Search code examples
stata

How to summarise useful information from existing dataset and combine in a new one?


I am trying to summarise useful information from a survey dataset. This dataset contains information on the surveyed individuals' parents. One ID will associate four rows, containing information on their mother, father, mother-in-law and father-in-law. However, I am only interested in the surveyed person, rather than their parents.

* Example generated by -dataex-. To install: ssc install dataex
clear
input str12 ID byte(parentID ca001)
"010104101002" 1 2
"010104101002" 2 1
"010104101002" 3 1
"010104101002" 4 1
"010104102002" 1 2
"010104102002" 2 2
"010104102002" 3 2
"010104102002" 4 1
"010104103001" 1 2
"010104103001" 2 2
"010104103001" 3 2
"010104103001" 4 1
"010104104001" 1 2
"010104104001" 2 2
"010104104001" 3 2
"010104104001" 4 1
"010104105002" 1 2
"010104105002" 2 2
"010104105002" 3 2
"010104105002" 4 2
end
label values parentID parent
label def parent 1 "1 Father", modify
label def parent 2 "2 Mother", modify
label def parent 3 "3 Father-in-law", modify
label def parent 4 "4 Mother-in-law", modify
label values ca001 ca001
label def ca001 1 "1 Yes", modify
label def ca001 2 "2 No", modify

For example, ca001 represents whether the respondents' parents (mother/father/mother-in-law/father-in-law) are still alive. What I need is a dummy variable, indicating the number of the ID's parents that are still alive (0-4).

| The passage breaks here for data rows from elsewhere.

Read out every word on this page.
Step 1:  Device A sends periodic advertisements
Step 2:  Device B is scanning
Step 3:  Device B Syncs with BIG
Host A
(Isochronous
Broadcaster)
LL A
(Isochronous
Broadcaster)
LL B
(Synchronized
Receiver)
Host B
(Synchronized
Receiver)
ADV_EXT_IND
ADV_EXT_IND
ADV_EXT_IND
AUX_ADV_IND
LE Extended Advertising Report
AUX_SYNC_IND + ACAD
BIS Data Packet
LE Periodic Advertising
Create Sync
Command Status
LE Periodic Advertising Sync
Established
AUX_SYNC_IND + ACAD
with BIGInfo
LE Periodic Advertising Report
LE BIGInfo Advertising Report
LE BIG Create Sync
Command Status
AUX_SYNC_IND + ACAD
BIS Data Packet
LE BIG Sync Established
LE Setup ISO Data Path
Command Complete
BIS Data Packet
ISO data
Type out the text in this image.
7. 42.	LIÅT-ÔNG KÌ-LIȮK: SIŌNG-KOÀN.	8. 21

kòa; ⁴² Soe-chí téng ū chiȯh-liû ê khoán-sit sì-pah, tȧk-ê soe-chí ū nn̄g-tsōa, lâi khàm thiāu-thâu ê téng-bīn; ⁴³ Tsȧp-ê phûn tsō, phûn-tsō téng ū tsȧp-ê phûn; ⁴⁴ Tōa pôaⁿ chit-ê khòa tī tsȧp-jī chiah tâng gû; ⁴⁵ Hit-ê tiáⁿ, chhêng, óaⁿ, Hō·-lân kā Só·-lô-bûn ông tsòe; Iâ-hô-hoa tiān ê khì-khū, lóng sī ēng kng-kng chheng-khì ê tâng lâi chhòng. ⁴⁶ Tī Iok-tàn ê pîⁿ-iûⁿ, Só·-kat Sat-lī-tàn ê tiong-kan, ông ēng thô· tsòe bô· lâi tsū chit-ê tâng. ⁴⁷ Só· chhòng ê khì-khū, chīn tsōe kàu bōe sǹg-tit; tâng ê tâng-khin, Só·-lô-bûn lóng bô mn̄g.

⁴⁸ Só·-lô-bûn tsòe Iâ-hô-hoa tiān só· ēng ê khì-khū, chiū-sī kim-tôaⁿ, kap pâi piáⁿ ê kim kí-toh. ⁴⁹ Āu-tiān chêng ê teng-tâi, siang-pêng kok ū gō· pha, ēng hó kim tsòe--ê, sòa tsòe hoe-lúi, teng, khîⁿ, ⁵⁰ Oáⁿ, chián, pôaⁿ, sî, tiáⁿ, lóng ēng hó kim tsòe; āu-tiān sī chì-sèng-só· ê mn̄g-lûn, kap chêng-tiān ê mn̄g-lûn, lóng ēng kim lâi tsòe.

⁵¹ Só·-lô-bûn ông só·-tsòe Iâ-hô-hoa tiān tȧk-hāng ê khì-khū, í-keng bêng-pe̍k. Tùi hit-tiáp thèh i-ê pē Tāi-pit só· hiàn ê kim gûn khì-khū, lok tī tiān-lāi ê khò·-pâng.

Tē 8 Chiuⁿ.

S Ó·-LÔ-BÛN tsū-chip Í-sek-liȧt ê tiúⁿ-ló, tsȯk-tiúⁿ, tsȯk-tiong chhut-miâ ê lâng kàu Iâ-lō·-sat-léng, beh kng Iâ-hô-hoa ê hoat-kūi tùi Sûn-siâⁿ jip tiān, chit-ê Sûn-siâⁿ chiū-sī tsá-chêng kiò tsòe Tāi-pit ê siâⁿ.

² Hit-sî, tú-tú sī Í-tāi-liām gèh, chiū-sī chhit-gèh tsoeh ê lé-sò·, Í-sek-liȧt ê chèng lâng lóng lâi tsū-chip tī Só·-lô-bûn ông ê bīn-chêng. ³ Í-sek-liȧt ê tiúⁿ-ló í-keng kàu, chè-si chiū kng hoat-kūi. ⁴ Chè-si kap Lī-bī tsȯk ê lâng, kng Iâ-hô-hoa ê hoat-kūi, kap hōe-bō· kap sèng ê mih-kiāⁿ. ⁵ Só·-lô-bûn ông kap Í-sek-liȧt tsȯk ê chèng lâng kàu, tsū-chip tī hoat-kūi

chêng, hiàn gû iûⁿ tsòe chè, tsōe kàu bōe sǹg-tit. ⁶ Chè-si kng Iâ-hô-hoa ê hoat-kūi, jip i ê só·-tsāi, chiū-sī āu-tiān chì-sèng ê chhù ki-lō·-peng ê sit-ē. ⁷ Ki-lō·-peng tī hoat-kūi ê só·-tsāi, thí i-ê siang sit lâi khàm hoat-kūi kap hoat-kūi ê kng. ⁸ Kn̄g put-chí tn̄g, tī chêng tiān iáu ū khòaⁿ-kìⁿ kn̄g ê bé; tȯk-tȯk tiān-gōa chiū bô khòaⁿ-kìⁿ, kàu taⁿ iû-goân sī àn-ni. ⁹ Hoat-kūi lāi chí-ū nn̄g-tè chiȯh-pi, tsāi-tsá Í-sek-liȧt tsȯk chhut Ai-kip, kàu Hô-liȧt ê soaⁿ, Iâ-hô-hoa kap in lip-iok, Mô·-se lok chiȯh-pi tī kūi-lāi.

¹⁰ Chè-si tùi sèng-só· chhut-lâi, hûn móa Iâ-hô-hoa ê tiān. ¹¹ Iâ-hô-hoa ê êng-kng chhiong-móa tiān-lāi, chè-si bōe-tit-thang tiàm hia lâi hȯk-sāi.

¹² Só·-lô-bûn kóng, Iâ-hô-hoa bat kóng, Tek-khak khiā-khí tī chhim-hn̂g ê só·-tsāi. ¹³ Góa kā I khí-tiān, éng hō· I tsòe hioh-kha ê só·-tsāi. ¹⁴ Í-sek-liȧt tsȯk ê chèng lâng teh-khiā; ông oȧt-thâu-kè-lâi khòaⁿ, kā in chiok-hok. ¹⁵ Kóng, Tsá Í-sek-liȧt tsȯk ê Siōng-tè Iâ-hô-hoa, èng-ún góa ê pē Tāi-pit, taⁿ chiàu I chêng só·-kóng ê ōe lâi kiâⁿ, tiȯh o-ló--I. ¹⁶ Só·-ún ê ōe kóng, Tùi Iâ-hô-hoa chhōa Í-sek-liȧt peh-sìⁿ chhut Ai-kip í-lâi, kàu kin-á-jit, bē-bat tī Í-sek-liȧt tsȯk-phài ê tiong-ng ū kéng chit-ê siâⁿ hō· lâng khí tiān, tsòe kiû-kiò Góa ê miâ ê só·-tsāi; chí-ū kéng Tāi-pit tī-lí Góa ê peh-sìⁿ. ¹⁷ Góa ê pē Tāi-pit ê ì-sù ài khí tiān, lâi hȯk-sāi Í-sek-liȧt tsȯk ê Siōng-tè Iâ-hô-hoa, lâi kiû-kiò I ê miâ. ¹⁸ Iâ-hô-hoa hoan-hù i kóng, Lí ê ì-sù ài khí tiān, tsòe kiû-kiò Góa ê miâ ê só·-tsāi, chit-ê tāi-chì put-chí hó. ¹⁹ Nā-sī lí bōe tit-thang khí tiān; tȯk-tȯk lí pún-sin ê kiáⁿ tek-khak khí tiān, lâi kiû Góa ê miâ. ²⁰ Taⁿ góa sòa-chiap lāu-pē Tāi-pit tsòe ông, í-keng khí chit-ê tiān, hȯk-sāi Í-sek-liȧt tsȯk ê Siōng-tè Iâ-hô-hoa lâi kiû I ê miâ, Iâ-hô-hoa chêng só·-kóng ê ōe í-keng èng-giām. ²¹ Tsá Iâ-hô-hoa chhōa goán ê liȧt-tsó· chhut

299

I need to get rid of repeated IDs and have one unique ID for one observation. This is because I need to merge this dataset with other datasets by matching the unique ID from one dataset to another.


Solution

  • This might work for you:

    bysort ID: egen alive_parents = total(-(ca001-2))
    keep ID alive_parents
    duplicates drop
    list
    
         +-------------------------+
         |     ID    alive_parents |
         |-------------------------|
      1. | 010104101002          3 |
      2. | 010104102002          1 |
      3. | 010104103001          1 |
      4. | 010104104001          1 |
      5. | 010104105002          0 |
         +-------------------------+
    

    The idea is to subtract 2 from ca001 so that 0 == No and -1 == Yes and then take the negative of that so 0 == No and 1 == Yes, then sum by ID to get the total number of alive parents.

    Then we drop the extra variables and are left with ID-alive_parents pairs that have 4 duplicates each, so we drop the duplicates.